Controlling bubble continuous positive airway pressure (bCPAP) in infants is like learning a ride. The beginning is always challenging, which requires advanced training and attention to detail. However, it is very safe for the user, not much expensive, as well as better for the environment. It is not easy to start a bCPAP program, but it is possible and practical. It involves significant training for all team members, such as physicians, nurse practitioners, respiratory therapists, bedside nurses, and feeding specialists. Moreover, it requires close attention to detail at all times. However, it produces better results, which is less expensive of illnesses, and lowers healthcare expenses.
How does the machine work?
The bubble CPAP machine is easy to use. However, it consists of a breathing circuit with an inspiratory limb that delivers a heated, cool, and dry gas mixture to the newborn. Although, an exhalation limb is submerged in a container to achieve the required pressure. Gas flow allows bubbles to form under the water, producing oscillations in the water level. As a result, pressure is provided on the patient. When the Bubble CPAP patient receives an undulating rather than a continuous pressure. This oscillation effect may contribute to b-volume CPAP’s recruitment power.
CPAP has many physiological benefits. It also relieves respiratory difficulties in spontaneously breathing preterm babies. By stenting the airway and diaphragm, it preserves alveoli inflated, which boosts the lung’s functional residual capacity, and improves ventilation and circulation.
A lot of randomized controlled trials comparing the early nasal CPAP efficacy against mechanical ventilation have been efficiently launched. These trials did not use b-CPAP specifically but instead any type of CPAP. Also, it did not include information on competency-based training to verify its efficacy. Despite these worries, research showed that using CPAP early in life to premature babies, such as those as young as 24-25 weeks, was safe. But, it is also free from side effects with no changes in mortality or CLD.

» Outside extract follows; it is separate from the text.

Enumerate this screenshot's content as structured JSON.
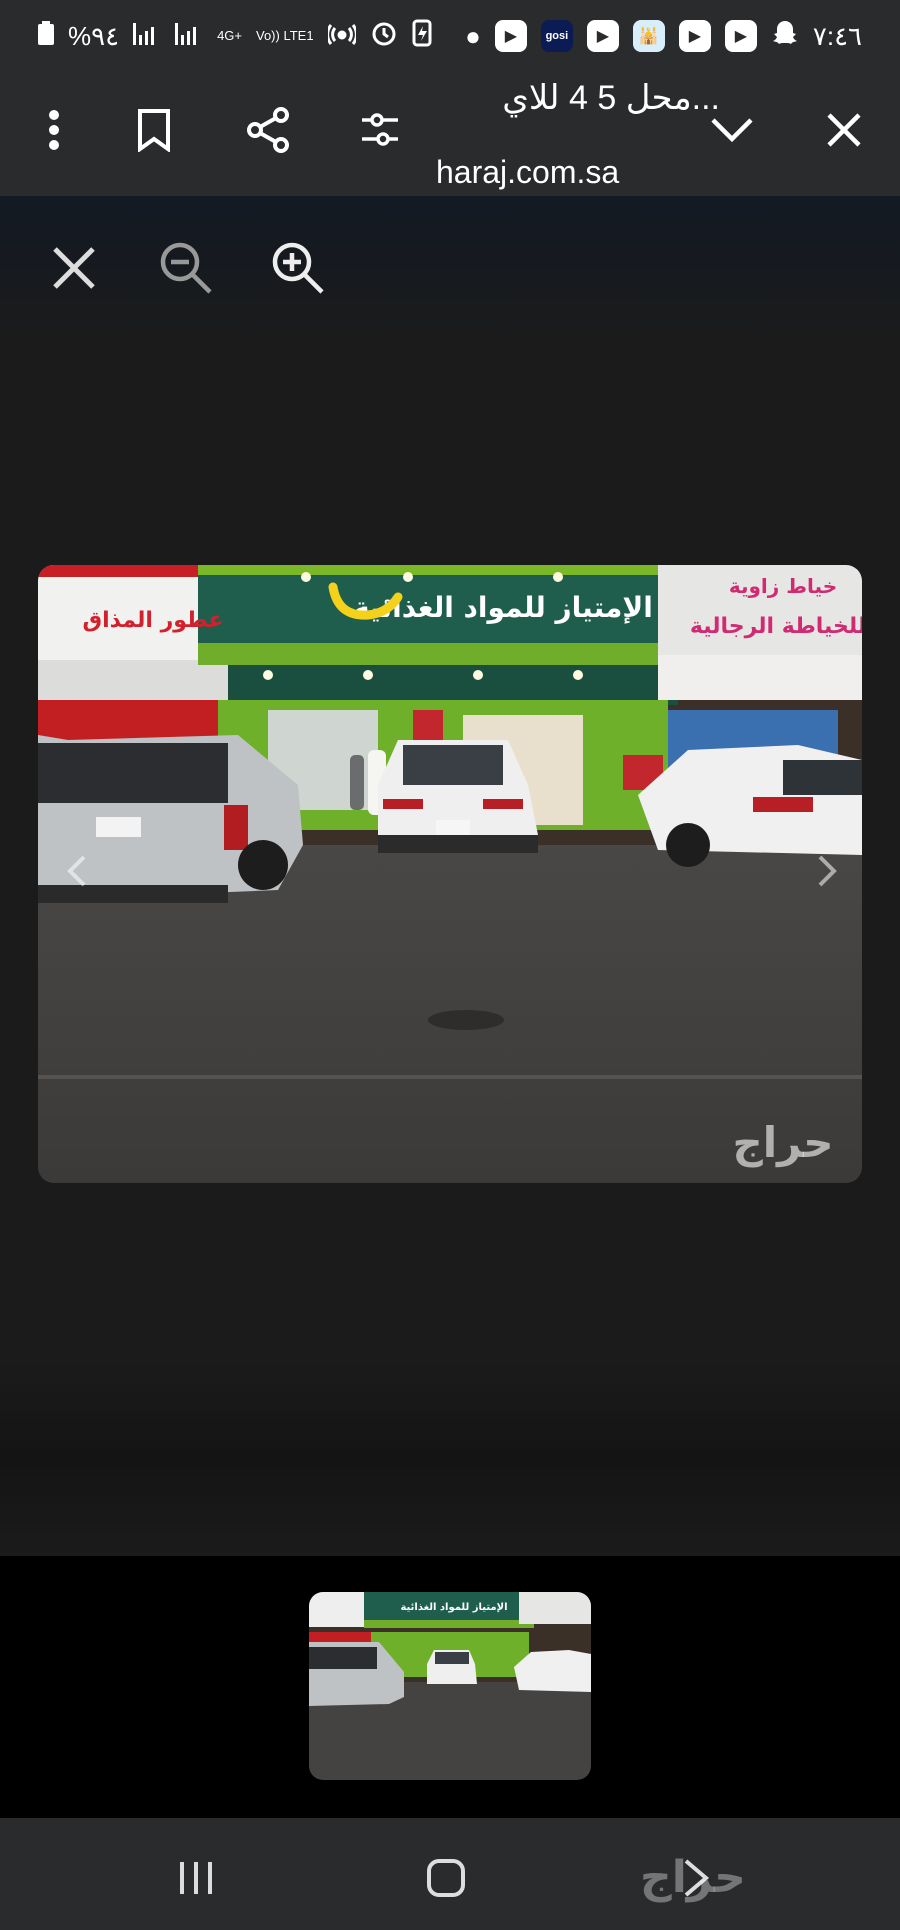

There are two major explanations for the lower CLD, possibly in b-CPAP systems. The first factor is the type of CPAP and nasal prongs used. The second factor is the caregiver’s ability to use b-CPAP at the bedside. As a result, the b-CPAP strategy is the overall set of services that demands clear standards and guidelines and a proper training process.
We offer a practical learning course that reconnects workers with b-CPAP components and guidelines of use. However, it is also important to learn the method of administration, checkpoints for maintenance, diagnosis of problems, weaning strategies, and indications for b-CPAP failure to enable infant facilities to reproduce b-CPAP success.
The Committee on Unborn Babies of the American Academy of Pediatrics recently recognized a lack of research on the safety and effectiveness of these methods. None of the other non-invasive techniques was able to match the success of CPAP’s in lowering CLD. The inference that all CPAP and non-invasive treatments are as effective as b-CPAP is actually false in the absence of data on CLD decrease.